Oui, vous pouvez dire qu’il est apathique, je crois qu’on dit qu’il est apathique. C’est souvent quelqu’un qui va vous répondre par des murmures, des borborygmes, il en a rien a cirer que vous soyez là et quand vous allez interrompre l’entretien parce que vous vous dites que vous n’allez rien en tirer, il va partir, il oubliera de vous dire au revoir d’ailleurs, ce n’est pas son problème. Il va partir, il ne va pas protester, il ne va pas réclamer un autre médecin, il va aller tout droit dans sa chambre.

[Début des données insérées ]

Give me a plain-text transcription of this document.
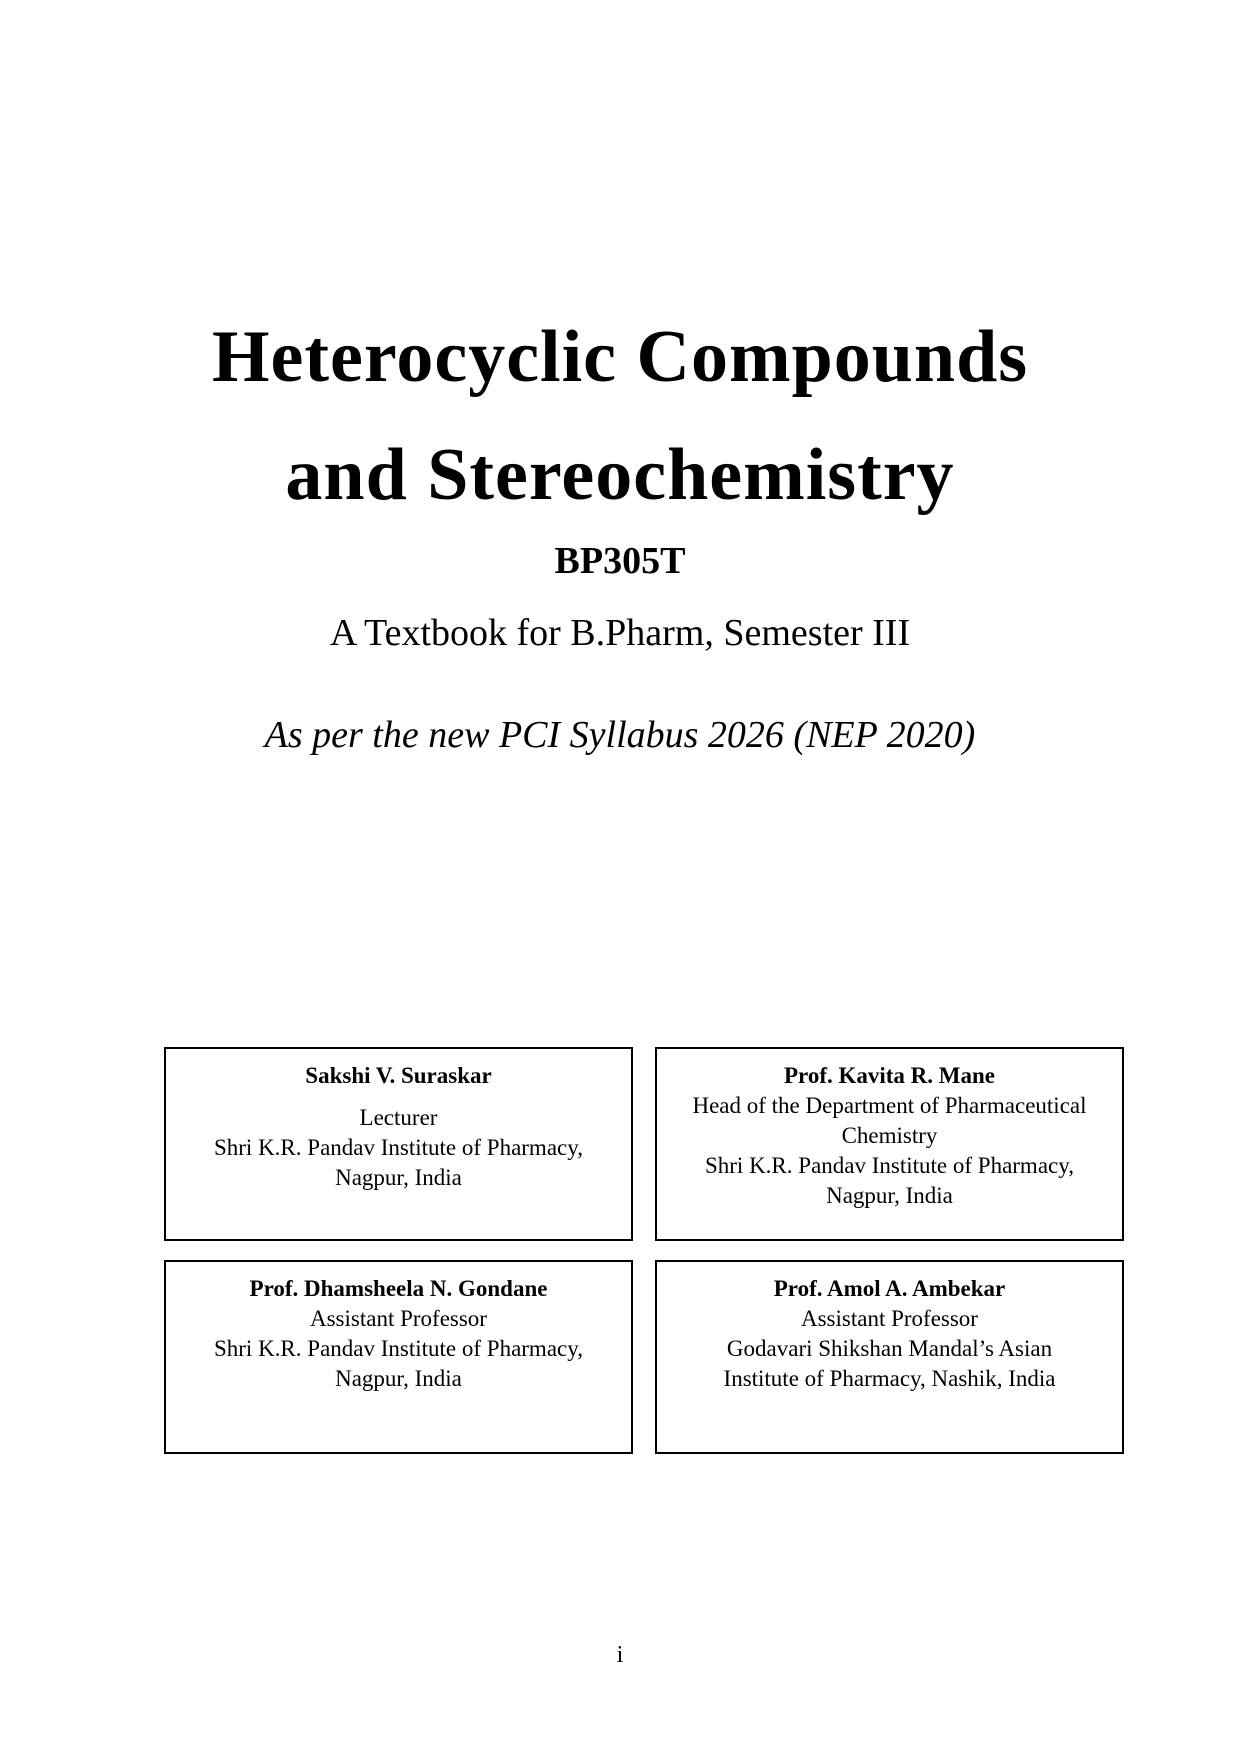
Heterocyclic Compounds
and Stereochemistry
BP305T
A Textbook for B.Pharm, Semester III
As per the new PCI Syllabus 2026 (NEP 2020)
Sakshi V. Suraskar
Lecturer
Shri K.R. Pandav Institute of Pharmacy,
Nagpur, India
Prof. Kavita R. Mane
Head of the Department of Pharmaceutical
Chemistry
Shri K.R. Pandav Institute of Pharmacy,
Nagpur, India
Prof. Dhamsheela N. Gondane
Assistant Professor
Shri K.R. Pandav Institute of Pharmacy,
Nagpur, India
Prof. Amol A. Ambekar
Assistant Professor
Godavari Shikshan Mandal’s Asian
Institute of Pharmacy, Nashik, India
i
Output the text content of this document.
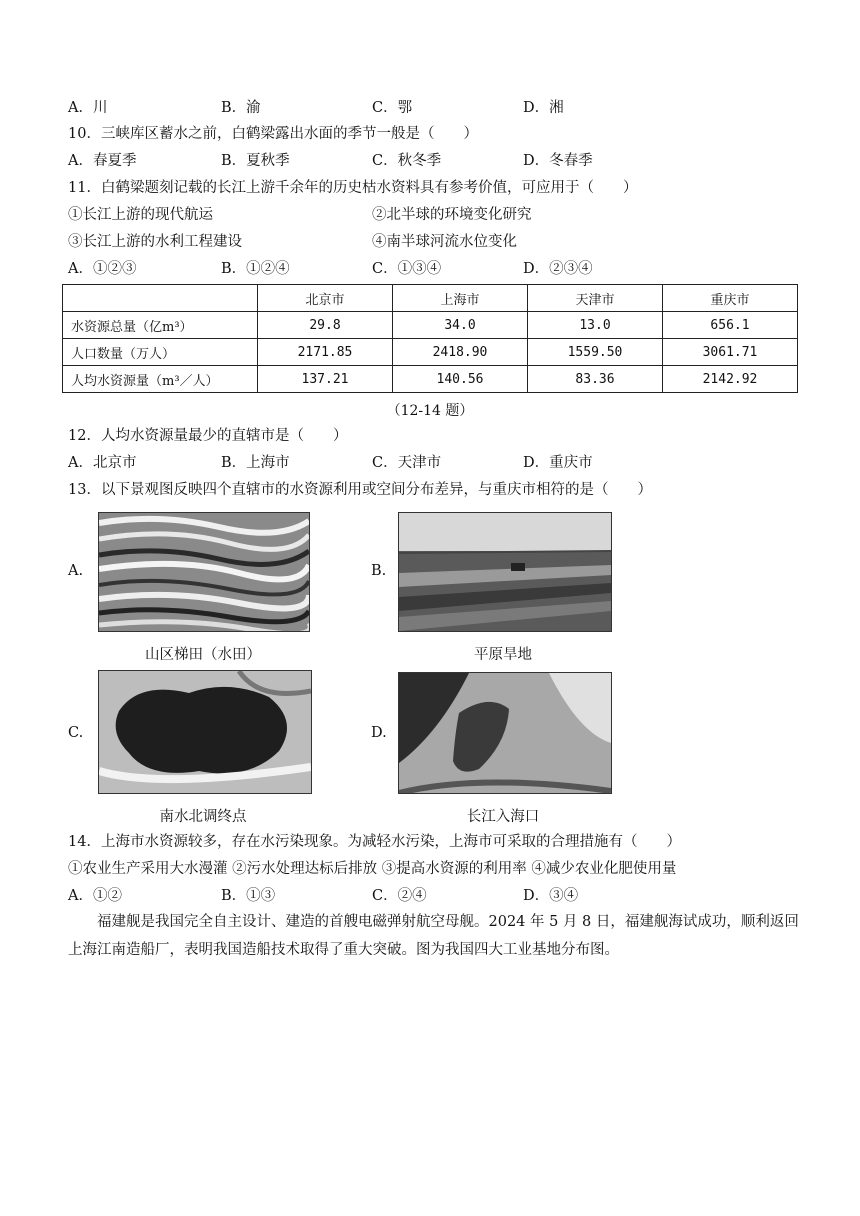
A．川	B．渝	C．鄂	D．湘
10．三峡库区蓄水之前，白鹤梁露出水面的季节一般是（　　）
A．春夏季	B．夏秋季	C．秋冬季	D．冬春季
11．白鹤梁题刻记载的长江上游千余年的历史枯水资料具有参考价值，可应用于（　　）
①长江上游的现代航运	②北半球的环境变化研究
③长江上游的水利工程建设	④南半球河流水位变化
A．①②③	B．①②④	C．①③④	D．②③④
	北京市	上海市	天津市	重庆市
水资源总量（亿m³）	29.8	34.0	13.0	656.1
人口数量（万人）	2171.85	2418.90	1559.50	3061.71
人均水资源量（m³／人）	137.21	140.56	83.36	2142.92
（12-14 题）
12．人均水资源量最少的直辖市是（　　）
A．北京市	B．上海市	C．天津市	D．重庆市
13．以下景观图反映四个直辖市的水资源利用或空间分布差异，与重庆市相符的是（　　）
A.
山区梯田（水田）
B.
平原旱地
C.
南水北调终点
D.
长江入海口
14．上海市水资源较多，存在水污染现象。为减轻水污染，上海市可采取的合理措施有（　　）
①农业生产采用大水漫灌 ②污水处理达标后排放 ③提高水资源的利用率 ④减少农业化肥使用量
A．①②	B．①③	C．②④	D．③④
福建舰是我国完全自主设计、建造的首艘电磁弹射航空母舰。2024 年 5 月 8 日，福建舰海试成功，顺利返回上海江南造船厂，表明我国造船技术取得了重大突破。图为我国四大工业基地分布图。
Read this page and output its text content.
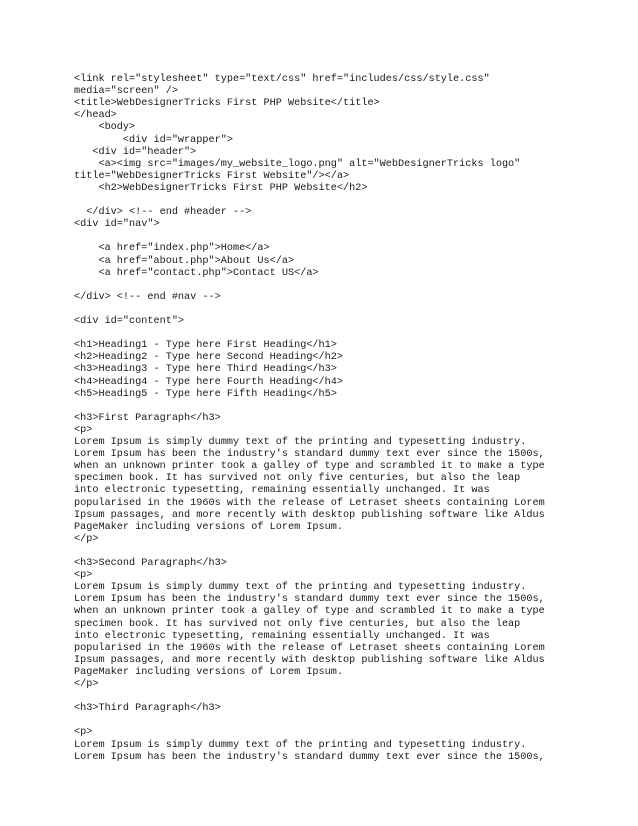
<link rel="stylesheet" type="text/css" href="includes/css/style.css"
media="screen" />
<title>WebDesignerTricks First PHP Website</title>
</head>
<body>
<div id="wrapper">
<div id="header">
<a><img src="images/my_website_logo.png" alt="WebDesignerTricks logo"
title="WebDesignerTricks First Website"/></a>
<h2>WebDesignerTricks First PHP Website</h2>
</div> <!-- end #header -->
<div id="nav">
<a href="index.php">Home</a>
<a href="about.php">About Us</a>
<a href="contact.php">Contact US</a>
</div> <!-- end #nav -->
<div id="content">
<h1>Heading1 - Type here First Heading</h1>
<h2>Heading2 - Type here Second Heading</h2>
<h3>Heading3 - Type here Third Heading</h3>
<h4>Heading4 - Type here Fourth Heading</h4>
<h5>Heading5 - Type here Fifth Heading</h5>
<h3>First Paragraph</h3>
<p>
Lorem Ipsum is simply dummy text of the printing and typesetting industry.
Lorem Ipsum has been the industry's standard dummy text ever since the 1500s,
when an unknown printer took a galley of type and scrambled it to make a type
specimen book. It has survived not only five centuries, but also the leap
into electronic typesetting, remaining essentially unchanged. It was
popularised in the 1960s with the release of Letraset sheets containing Lorem
Ipsum passages, and more recently with desktop publishing software like Aldus
PageMaker including versions of Lorem Ipsum.
</p>
<h3>Second Paragraph</h3>
<p>
Lorem Ipsum is simply dummy text of the printing and typesetting industry.
Lorem Ipsum has been the industry's standard dummy text ever since the 1500s,
when an unknown printer took a galley of type and scrambled it to make a type
specimen book. It has survived not only five centuries, but also the leap
into electronic typesetting, remaining essentially unchanged. It was
popularised in the 1960s with the release of Letraset sheets containing Lorem
Ipsum passages, and more recently with desktop publishing software like Aldus
PageMaker including versions of Lorem Ipsum.
</p>
<h3>Third Paragraph</h3>
<p>
Lorem Ipsum is simply dummy text of the printing and typesetting industry.
Lorem Ipsum has been the industry's standard dummy text ever since the 1500s,
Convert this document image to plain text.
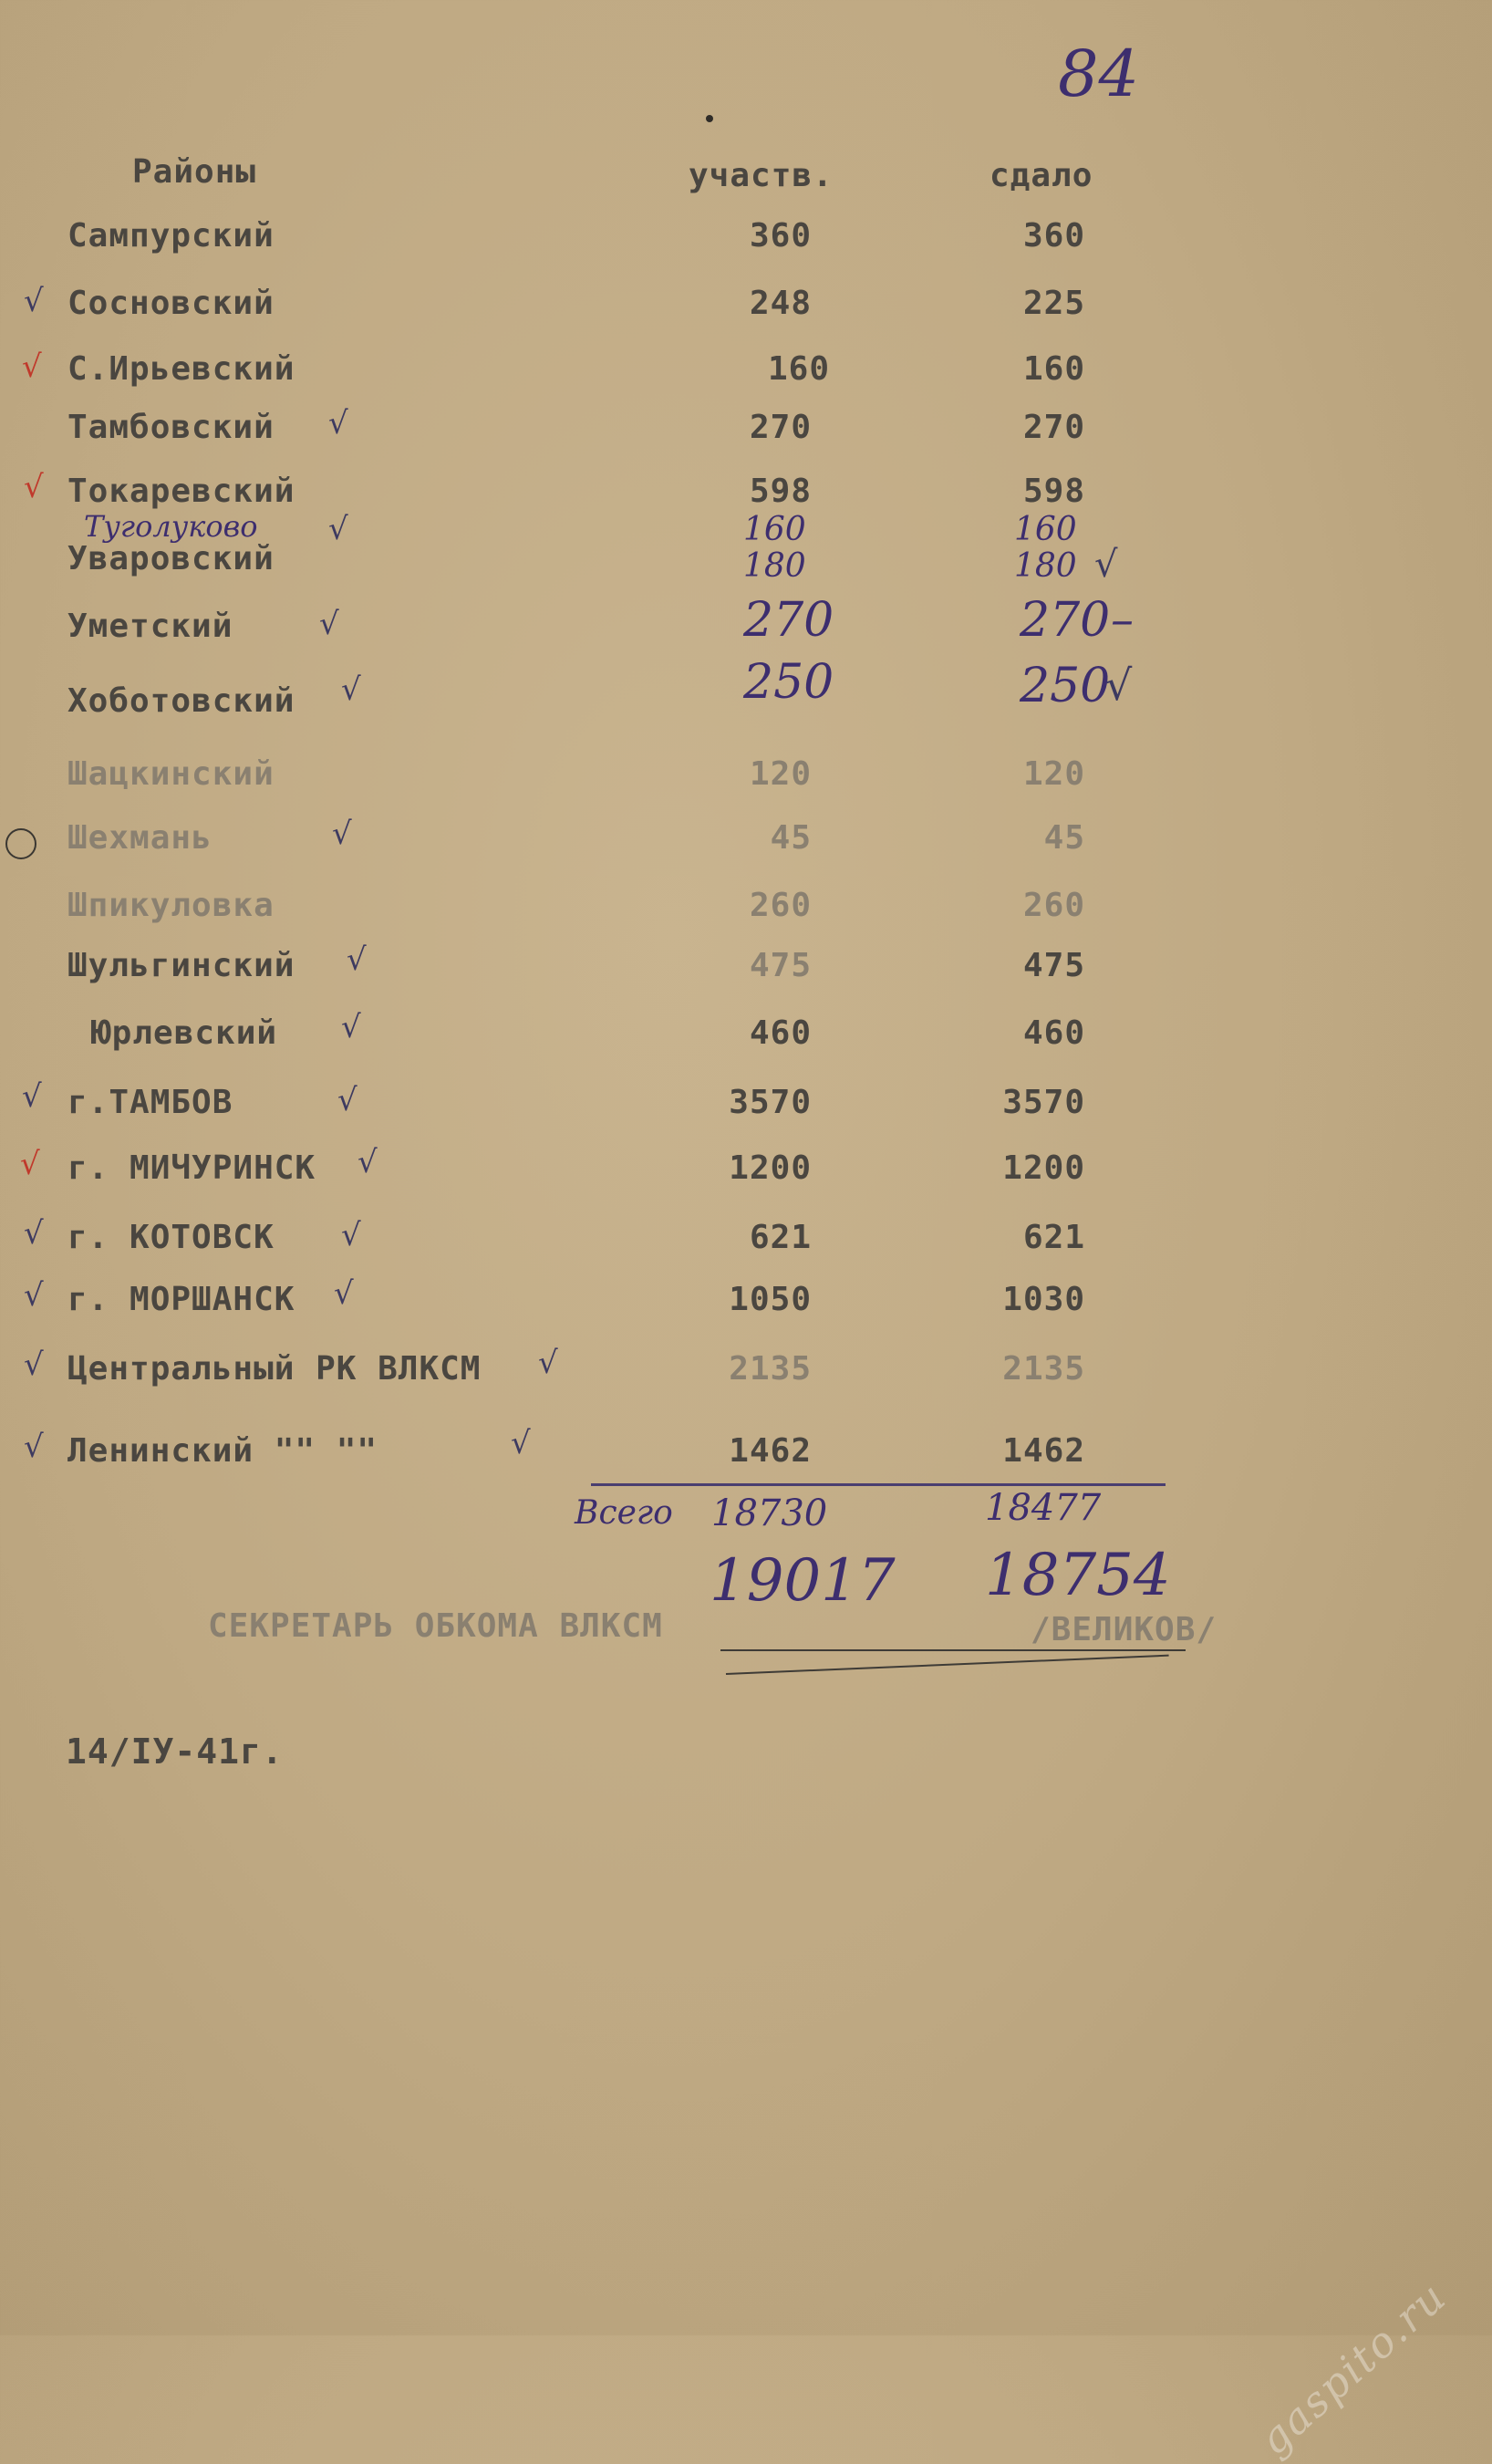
84
Районы	участв.	сдало
Сампурский	360	360
Сосновский	248	225
С.Ирьевский	160	160
Тамбовский	270	270
Токаревский	598	598
Туголуково	160	160
Уваровский	180	180
Уметский	270	270
Хоботовский	250	250
Шацкинский	120	120
Шехмань	45	45
Шпикуловка	260	260
Шульгинский	475	475
Юрлевский	460	460
г.ТАМБОВ	3570	3570
г. МИЧУРИНСК	1200	1200
г. КОТОВСК	621	621
г. МОРШАНСК	1050	1030
Центральный РК ВЛКСМ	2135	2135
Ленинский "" ""	1462	1462
√
√
√
√
√
√
√
√
√
√
√	√
√	√
√	√
√	√
√	√
√	√
√
√
–
Всего 18730	18477
19017 18754
СЕКРЕТАРЬ ОБКОМА ВЛКСМ	/ВЕЛИКОВ/
14/IУ-41г.
gaspito.ru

C’est la déficience de la notion du Moi qui est bien explicitée dans les travaux de Minkowski. J’aime beaucoup Minkowski, il avait été l’assistant de Bleuler, il était entre les deux guerres. Il était donc venu à Paris quand en Allemagne ça commençait à être difficile. La France ne lui a pas fait beaucoup de cadeaux, je crois qu’il a été obligé de repasser pas mal de ses examens et il a travaillé, il a été beaucoup inspiré par les phénoménologues, par Merleau Ponty et il a une clinique qui est tout à fait extraordinaire. Il fait une observation : «  Je n’existe plus, je ne me sens plus, quand on me parle j’ai la sensation qu’on parle à un mort. Il faut que je me regarde pour m’assurer que c’est moi, j’ai à mon propre sujet la sensation de personnalité absente, en somme je promène mon ombre. Je ne sens plus que mon corps est à moi, je ne le vois plus, j’ai la sensation de ne pas être chez moi ici dans ma chambre, ni d’être chez moi dans ma peau. Je n’existe pas, je suis immatériel, je suis de plus en plus immatériel, j’existe de moins en moins. Voyant que je souris, il ajoute : cela me ferait sourire aussi si j’entendais une affirmation pareille de la part d’un autre ». Le mélancolique peut sourire, c’est là où il va vous leurrer d’ailleurs. Le mélancolique, vous lui renvoyez un petit bout de phrase et peut être effectivement un sourire un peu compassionnel pour essayer d’avoir une communication, et il va vous sourire aussi, mais vous n’allez pas sourire longtemps souvent. « Quand je me regarde dans la glace, je ne me reconnais plus, je ne retrouve plus mon image, je ne me rappelle plus m’être vu dans la glace. Un jour il est en train de parler avec moi dans sa chambre, il interrompt brusquement la conversation pour déclarer : je me fais l’impression d’être un type assis et qui cause, mais qui en somme n’est pas identique avec moi. Je ne me sens pas le droit d’employer les expressions « je » et « moi », elles ne correspondent à rien de précis pour moi ». C’est une observation intéressante, d’abord parce qu’à mon avis il était en train de sortir de sa mélancolie donc il pouvait en parler, et d’autre part parce qu’on voit quand même la déficience de la notion du Moi qui n’est pas toujours décrite dans d’autres ouvrages, qu’on ne retrouvera pas vraiment chez Freud, mais que par contre on va retrouver chez Lacan.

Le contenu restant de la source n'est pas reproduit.